TVO's Allan Gregg interviews Reese Halter, conservation scientist, and Stephanie Nolen, Africa correspondent for The Globe and Mail

    Reese Halter and Stephanie Nolen on Allan Gregg in Conversation
    Friday June 22, 2007 at 10 pm on TVO
    Repeated Saturday June 23 at 6 pm and Sunday June 24 at 11:00 pm

    TORONTO, June 6 /CNW/ - Spend quality time with two fascinating guests on
Allan Gregg in Conversation, Friday June 22, 2007 at 10 pm on TVO:
conservation scientist Reese Halter (author, Wild Weather: The Truth Behind
Global Warming), and Stephanie Nolen, Africa correspondent for The Globe and
Mail (author, 28: Stories of Aids in Africa).
    In Wild Weather, syndicated science writer and bestselling children's
author Reese Halter delves into the causes of global warming and extreme
weather - including epic natural catastrophes from Hurricane Katrina to
Canadian ice storms - and offers ways we can get involved to effect
environmental change. In his conversation with Allan Gregg, Halter discusses
how much of what we see in Canadian weather recently is related to global
warming. He talks about the economics of the environment, including the
opportunities offered through "eco-capitalism" such as building a world-class
solar industry, and how Canada can participate. Optimistic about the future,
Halter also discusses the important role that young people play in making a
positive difference to the environment: "Change happens when kids take it home
and tell the old folks," remarks Halter.
    In the second part of the program, Gregg talks with Stephanie Nolen about
28, described by Stephen Lewis as the best book ever written on AIDS in
Africa. Nolen writes of the extraordinary stories of 28 people fighting
HIV/AIDS - each representing one million of the 28 million Africans infected
with the virus. Nolen talks with Gregg about the significant changes - such as
increased access to antiretroviral treatment and diminished shame and fear -
she has seen in the four years since she started covering the story in Africa.

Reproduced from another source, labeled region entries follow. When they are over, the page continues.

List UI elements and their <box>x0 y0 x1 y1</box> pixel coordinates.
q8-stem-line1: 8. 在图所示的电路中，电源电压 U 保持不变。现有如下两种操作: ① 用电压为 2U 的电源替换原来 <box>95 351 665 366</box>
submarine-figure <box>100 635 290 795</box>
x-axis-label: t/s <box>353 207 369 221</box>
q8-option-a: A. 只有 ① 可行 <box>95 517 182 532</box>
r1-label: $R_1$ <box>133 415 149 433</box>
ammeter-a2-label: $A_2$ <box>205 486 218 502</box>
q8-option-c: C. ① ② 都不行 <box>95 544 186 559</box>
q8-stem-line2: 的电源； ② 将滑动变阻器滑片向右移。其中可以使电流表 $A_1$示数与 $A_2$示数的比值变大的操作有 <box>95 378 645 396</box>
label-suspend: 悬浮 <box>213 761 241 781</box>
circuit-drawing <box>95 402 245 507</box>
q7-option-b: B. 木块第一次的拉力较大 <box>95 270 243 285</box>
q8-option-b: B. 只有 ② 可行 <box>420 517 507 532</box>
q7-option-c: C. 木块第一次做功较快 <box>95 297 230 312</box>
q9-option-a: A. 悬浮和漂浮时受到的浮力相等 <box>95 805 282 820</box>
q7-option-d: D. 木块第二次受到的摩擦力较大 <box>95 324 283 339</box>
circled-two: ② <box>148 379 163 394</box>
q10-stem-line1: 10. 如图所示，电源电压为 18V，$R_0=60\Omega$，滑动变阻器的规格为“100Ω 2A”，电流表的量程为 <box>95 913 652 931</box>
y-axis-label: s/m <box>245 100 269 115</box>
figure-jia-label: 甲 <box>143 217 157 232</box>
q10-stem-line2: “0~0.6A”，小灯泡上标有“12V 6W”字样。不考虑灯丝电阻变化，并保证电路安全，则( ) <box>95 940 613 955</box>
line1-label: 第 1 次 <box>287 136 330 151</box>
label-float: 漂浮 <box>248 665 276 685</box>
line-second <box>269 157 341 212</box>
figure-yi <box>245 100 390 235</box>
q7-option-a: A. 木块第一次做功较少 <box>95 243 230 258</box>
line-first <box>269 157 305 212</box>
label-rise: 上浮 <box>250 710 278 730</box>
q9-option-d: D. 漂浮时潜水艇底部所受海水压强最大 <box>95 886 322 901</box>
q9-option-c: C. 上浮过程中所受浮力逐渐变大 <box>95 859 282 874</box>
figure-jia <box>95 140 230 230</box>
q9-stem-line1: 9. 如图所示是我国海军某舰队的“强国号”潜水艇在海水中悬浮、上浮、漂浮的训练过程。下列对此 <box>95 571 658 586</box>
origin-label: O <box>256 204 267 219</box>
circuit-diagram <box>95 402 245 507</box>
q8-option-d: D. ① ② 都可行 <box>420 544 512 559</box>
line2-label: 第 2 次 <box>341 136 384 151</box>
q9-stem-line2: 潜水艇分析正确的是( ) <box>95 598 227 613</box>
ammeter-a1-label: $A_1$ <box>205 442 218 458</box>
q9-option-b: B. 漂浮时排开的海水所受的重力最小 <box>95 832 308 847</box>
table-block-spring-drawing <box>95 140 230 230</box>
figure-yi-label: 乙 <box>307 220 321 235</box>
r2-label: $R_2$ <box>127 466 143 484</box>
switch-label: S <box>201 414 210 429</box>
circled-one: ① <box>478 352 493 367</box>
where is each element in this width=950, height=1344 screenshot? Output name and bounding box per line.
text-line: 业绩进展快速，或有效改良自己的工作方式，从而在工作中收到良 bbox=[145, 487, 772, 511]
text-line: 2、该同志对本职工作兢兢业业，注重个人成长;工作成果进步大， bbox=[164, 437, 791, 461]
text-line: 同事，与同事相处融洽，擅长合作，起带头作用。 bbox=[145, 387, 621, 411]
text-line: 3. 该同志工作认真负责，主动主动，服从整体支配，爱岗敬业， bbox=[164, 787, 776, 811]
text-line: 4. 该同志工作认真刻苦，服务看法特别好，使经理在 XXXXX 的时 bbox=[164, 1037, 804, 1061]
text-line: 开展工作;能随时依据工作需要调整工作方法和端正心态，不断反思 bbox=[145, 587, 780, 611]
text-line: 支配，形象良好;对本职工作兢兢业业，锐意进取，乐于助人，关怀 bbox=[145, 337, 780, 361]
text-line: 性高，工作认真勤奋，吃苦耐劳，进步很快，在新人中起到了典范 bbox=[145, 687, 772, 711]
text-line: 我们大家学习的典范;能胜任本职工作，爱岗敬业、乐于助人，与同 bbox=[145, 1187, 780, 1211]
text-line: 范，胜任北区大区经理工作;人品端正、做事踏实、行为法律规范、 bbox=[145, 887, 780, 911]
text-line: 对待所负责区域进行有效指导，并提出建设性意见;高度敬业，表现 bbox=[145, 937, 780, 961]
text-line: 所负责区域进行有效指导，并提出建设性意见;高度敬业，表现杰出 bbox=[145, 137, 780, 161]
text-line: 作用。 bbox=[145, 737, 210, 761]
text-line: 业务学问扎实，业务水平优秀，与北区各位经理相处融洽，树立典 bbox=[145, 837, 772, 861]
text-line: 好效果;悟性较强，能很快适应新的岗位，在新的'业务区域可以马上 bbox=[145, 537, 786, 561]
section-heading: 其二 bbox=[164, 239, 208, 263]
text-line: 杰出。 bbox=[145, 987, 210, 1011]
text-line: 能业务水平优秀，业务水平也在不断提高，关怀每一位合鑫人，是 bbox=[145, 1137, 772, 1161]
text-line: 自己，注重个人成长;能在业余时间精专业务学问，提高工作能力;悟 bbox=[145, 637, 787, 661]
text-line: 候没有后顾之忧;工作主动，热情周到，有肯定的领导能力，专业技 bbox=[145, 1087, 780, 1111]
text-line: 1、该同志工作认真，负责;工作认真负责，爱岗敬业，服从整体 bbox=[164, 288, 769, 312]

Nolen also talks about the other victims of AIDS: the families left behind.
Nolen's examples include a 73-year-old woman raising 12 of her grandchildren
in Zambia, where "you have to fetch your own firewood, grow all your own
food." And, 8- and 11-year-old children - now orphans - in charge of their
younger brothers and sisters. Nolen describes how their stories have affected
her personally and why she feels privileged to spend time with these
"unbelievably courageous, resilient ... people."
    Allan Gregg in Conversation features host Allan Gregg in
thought-provoking discussion with some of the world's foremost thinkers on
social, cultural, political and economic issues.